Viard spent lockdown with her partner, the composer and music producer Jean-Marc Fyot (whom she describes as “mon fiancé”), and their 25-year-old son, Robinson, in their modest village house in Drôme Provençale. When Viard bought it some two decades ago, Fyot described it as “a squat,” although Viard has since made some home improvements. Fortunately, Viard was between collections when France went into strict quarantine, having recently launched the Métiers d’Art collection and planned the spring 2021 ready-to-wear.
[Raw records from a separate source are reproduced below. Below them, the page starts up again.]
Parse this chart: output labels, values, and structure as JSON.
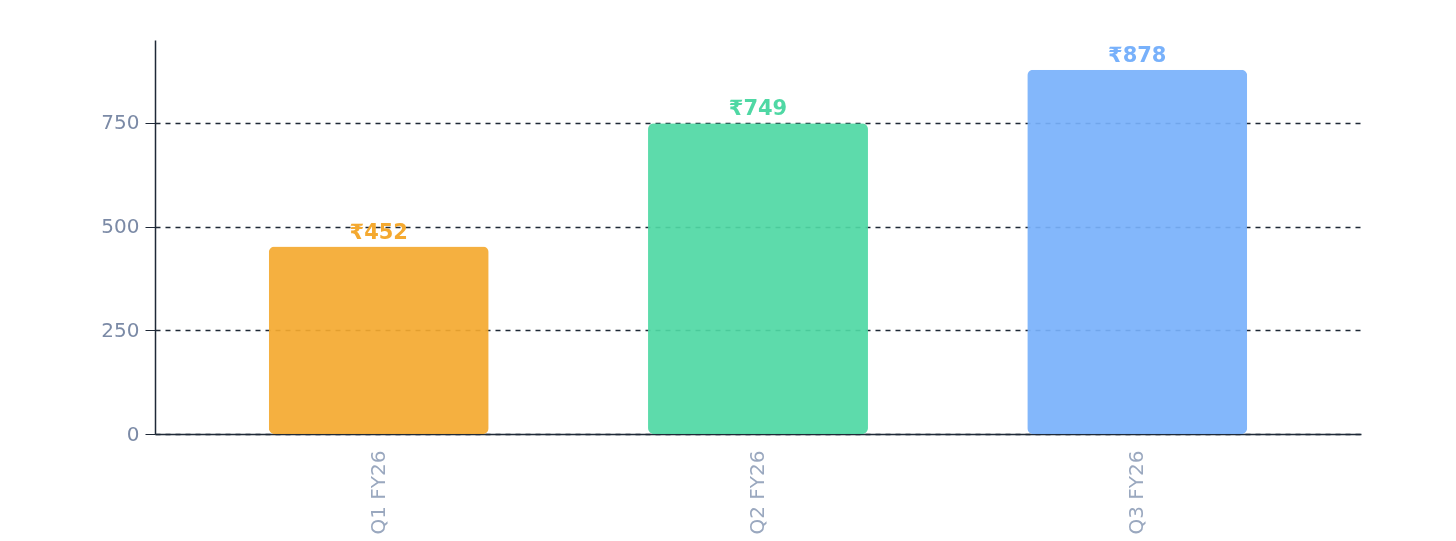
{
  "chart_data": {
    "type": "bar",
    "categories": [
      "Q1 FY26",
      "Q2 FY26",
      "Q3 FY26"
    ],
    "values": [
      452,
      749,
      878
    ],
    "colors": [
      "#f4a930",
      "#4fd8a4",
      "#78b1fb"
    ],
    "value_labels": [
      "₹452",
      "₹749",
      "₹878"
    ],
    "ylim": [
      0,
      950
    ],
    "yticks": [
      0,
      250,
      500,
      750
    ],
    "grid": "y"
  }
}
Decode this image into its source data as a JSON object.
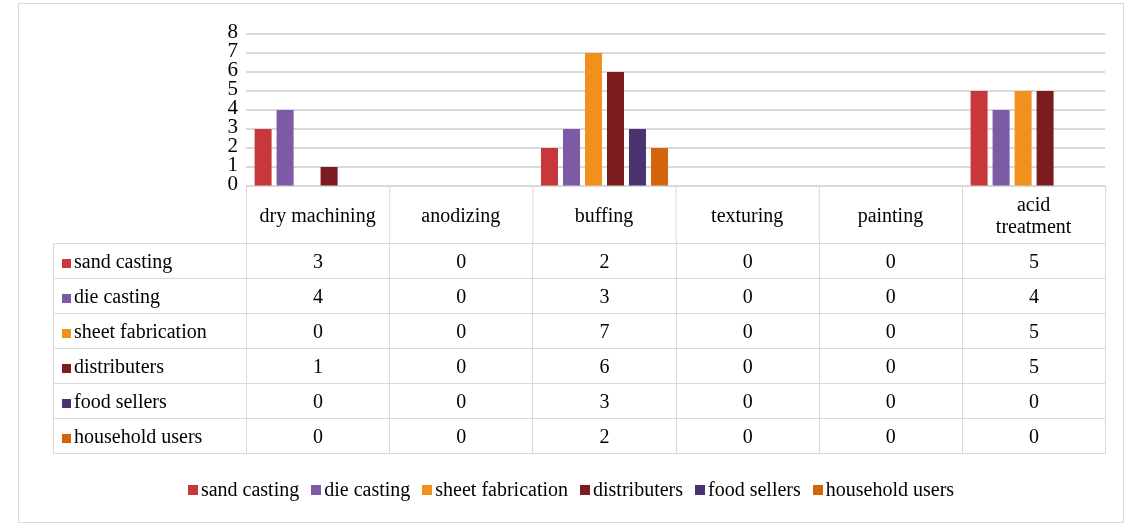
{
  "chart_data": {
    "type": "bar",
    "categories": [
      "dry machining",
      "anodizing",
      "buffing",
      "texturing",
      "painting",
      "acid treatment"
    ],
    "series": [
      {
        "name": "sand casting",
        "color": "#c8383a",
        "values": [
          3,
          0,
          2,
          0,
          0,
          5
        ]
      },
      {
        "name": "die casting",
        "color": "#7d5aa6",
        "values": [
          4,
          0,
          3,
          0,
          0,
          4
        ]
      },
      {
        "name": "sheet fabrication",
        "color": "#f2901e",
        "values": [
          0,
          0,
          7,
          0,
          0,
          5
        ]
      },
      {
        "name": "distributers",
        "color": "#7c1c1e",
        "values": [
          1,
          0,
          6,
          0,
          0,
          5
        ]
      },
      {
        "name": "food sellers",
        "color": "#4a3470",
        "values": [
          0,
          0,
          3,
          0,
          0,
          0
        ]
      },
      {
        "name": "household users",
        "color": "#d2640c",
        "values": [
          0,
          0,
          2,
          0,
          0,
          0
        ]
      }
    ],
    "ylim": [
      0,
      8
    ],
    "yticks": [
      0,
      1,
      2,
      3,
      4,
      5,
      6,
      7,
      8
    ],
    "grid": "y",
    "legend": "bottom",
    "data_labels": true
  }
}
In the country, she distracted herself with bicycle rides, swimming in her pool, and cooking and cleaning. “It de-stresses me to see the results,” she explains.
When she returned to Paris and a studio full of masked accomplices, Viard plunged into work on the eclectic spring 2021 collection, which she is now unveiling beneath the writhing art nouveau ironwork of the Grand Palais against a set that mimics the iconic Hollywood sign but spells Chanel.
“It’s a very different season,” said the show’s producer, Etienne Russo, “but we have to adapt.” Fyot is on hand for support, rock-star chic in skinny black leather jeans and a hoodie under his daytime tuxedo, while Viard, dressed to match in a lean black Chanel coat to the ankles, narrow pants, and patent Chelsea boots, is preternaturally calm: She has done this dozens of times before, of course, and the Chanel machine ensures that everything happens like clockwork even while the support teams are all masked and the models have been tested for Covid.
The collection begins cinematically with Christophe’s music, which appropriates some lines from an old movie – Viard thinks it is Max Ophüls’s 1955 Lola Montès – and she is thrilled that the final grouping of Jazz Age black and white ensembles that she sees on the monitor reminds her of the stylized blocking in Marienbad.
Viard, who disdains personal social media and would still rather stay in the shadows, winces before she steps front of stage for the necessary bow. “She wants her work to be in the light, rather than her,” says de Maigret. “I find it so modern.”
Backstage, Viard’s friends congratulate her. “It’s glamorous and luxurious,” says the musician Sébastien Tellier, “but it’s a caress – it’s light, it’s super sweet.” As Kristen Stewart, watching across the Atlantic, puts it: “She’s really finding herself and projecting her voice as an artist. I can hear it loud and clear.”